AS kini resmi ditahan di Mapolsek Sukaraja untuk menjalani proses hukum. Polisi menyebut penetapan tersangka dilakukan setelah penyidik mengantongi alat bukti yang dinilai cukup.
Kapolsek Sukaraja Kompol Aguk Khusaeni mengatakan, penyidik setidaknya memiliki dua alat bukti berupa keterangan saksi dan rekaman video viral yang sebelumnya beredar luas di media sosial.
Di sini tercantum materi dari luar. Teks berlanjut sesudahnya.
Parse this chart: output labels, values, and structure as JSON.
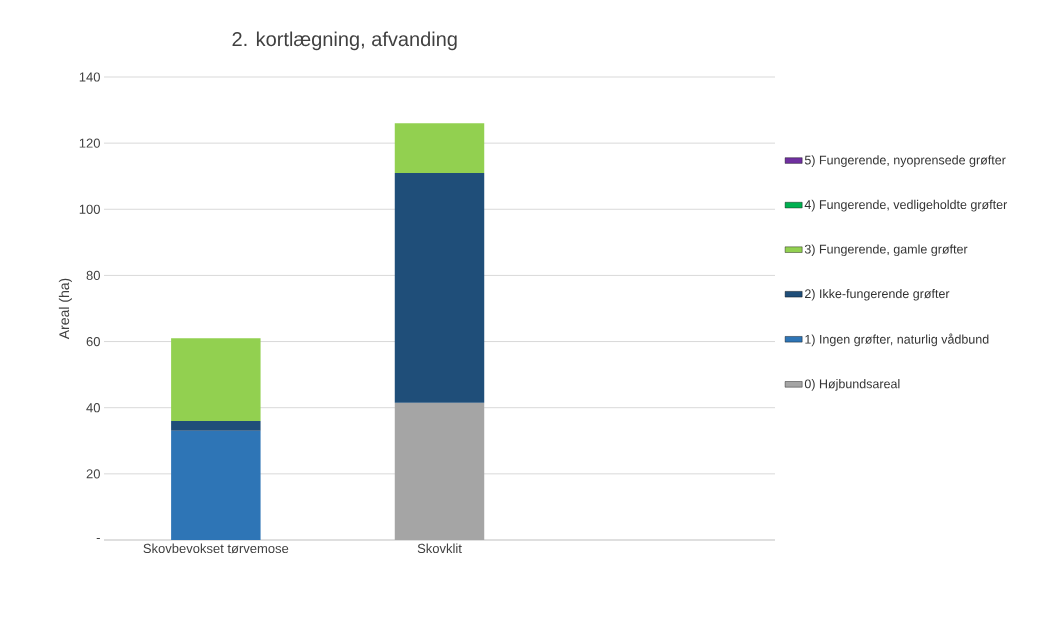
{
  "chart_data": {
    "type": "bar",
    "stacked": true,
    "title": "2. kortlægning, afvanding",
    "ylabel": "Areal (ha)",
    "categories": [
      "Skovbevokset tørvemose",
      "Skovklit",
      null
    ],
    "series": [
      {
        "name": "0) Højbundsareal",
        "color": "#a5a5a5",
        "values": [
          null,
          41.5,
          null
        ]
      },
      {
        "name": "1) Ingen grøfter, naturlig vådbund",
        "color": "#2e75b6",
        "values": [
          33,
          null,
          null
        ]
      },
      {
        "name": "2) Ikke-fungerende grøfter",
        "color": "#1f4e79",
        "values": [
          3,
          69.5,
          null
        ]
      },
      {
        "name": "3) Fungerende, gamle grøfter",
        "color": "#92d050",
        "values": [
          25,
          15,
          null
        ]
      },
      {
        "name": "4) Fungerende, vedligeholdte grøfter",
        "color": "#00b050",
        "values": [
          null,
          null,
          null
        ]
      },
      {
        "name": "5) Fungerende, nyoprensede grøfter",
        "color": "#7030a0",
        "values": [
          null,
          null,
          null
        ]
      }
    ],
    "ylim": [
      0,
      140
    ],
    "yticks": [
      {
        "value": 0,
        "label": "-"
      },
      20,
      40,
      60,
      80,
      100,
      120,
      140
    ],
    "grid": "y",
    "legend": "right"
  }
}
”Sudah kita tetapkan tersangka hari ini dan resmi ditahan di Mapolsek Sukaraja,” kata Aguk, Selasa (1/9/2026).
Baca Juga :
Kartu Pers Bukan Kartu Sakti: PWI Jabar Kecam Oknum Ngamuk di SDN 2 Sukaraja
Kasus ini menjadi perhatian publik setelah AS diduga melakukan tindakan intimidatif di lingkungan SDN Sukaraja II. Dalam peristiwa dilingkungan sekolah, pria itu disebut mengamuk dan merampas telepon seluler milik seorang guru yang mencoba merekam kejadian.
Rekaman video peristiwa kemudian menyebar viral di media sosial dan memantik reaksi luas. Kasus itu bahkan mendapat perhatian Gubernur Jawa Barat KDM.
Di tengah sorotan publik, kepolisian memastikan proses hukum tetap berjalan berdasarkan alat bukti dan hasil penyidikan.
Polisi menyebut AS dijerat dengan sejumlah ketentuan dalam KUHP. Namun, penerapan pasal dan konstruksi perkara selanjutnya akan diuji melalui proses hukum yang berlaku.
”Kita jerat dengan Pasal 483, Pasal 488 KUHP juncto Pasal 126 KUHP dengan ancaman hukuman paling tinggi lima tahun dan denda maksimal Rp500 juta,” ujar Aguk.
Baca Juga :
Penetapan A-S sebagai tersangka menandai perubahan status perkara secara signifikan. Persoalan yang awalnya mencuat sebagai keributan di lingkungan pendidikan kini berlanjut menjadi perkara pidana.
Polisi memastikan tersangka telah ditahan di Mapolsek Sukaraja. Selanjutnya, berkas perkara akan diproses untuk dilimpahkan kepada kejaksaan sesuai mekanisme hukum yang berlaku.
Kasus ini sekaligus menjadi pengingat bahwa profesi jurnalistik bukan sekadar atribut atau pengakuan. Status sebagai wartawan memiliki konsekuensi etik dan hukum, sementara tindakan pemaksaan, intimidasi, maupun dugaan pemerasan tetap harus diproses melalui jalur hukum apabila memenuhi unsur pidana.
Dengan penetapan tersangka ini, publik kini menunggu pembuktian perkara di tahap berikutnya. Sebab, vonis bersalah atau tidaknya seseorang tetap menjadi kewenangan pengadilan setelah seluruh proses hukum dilalui.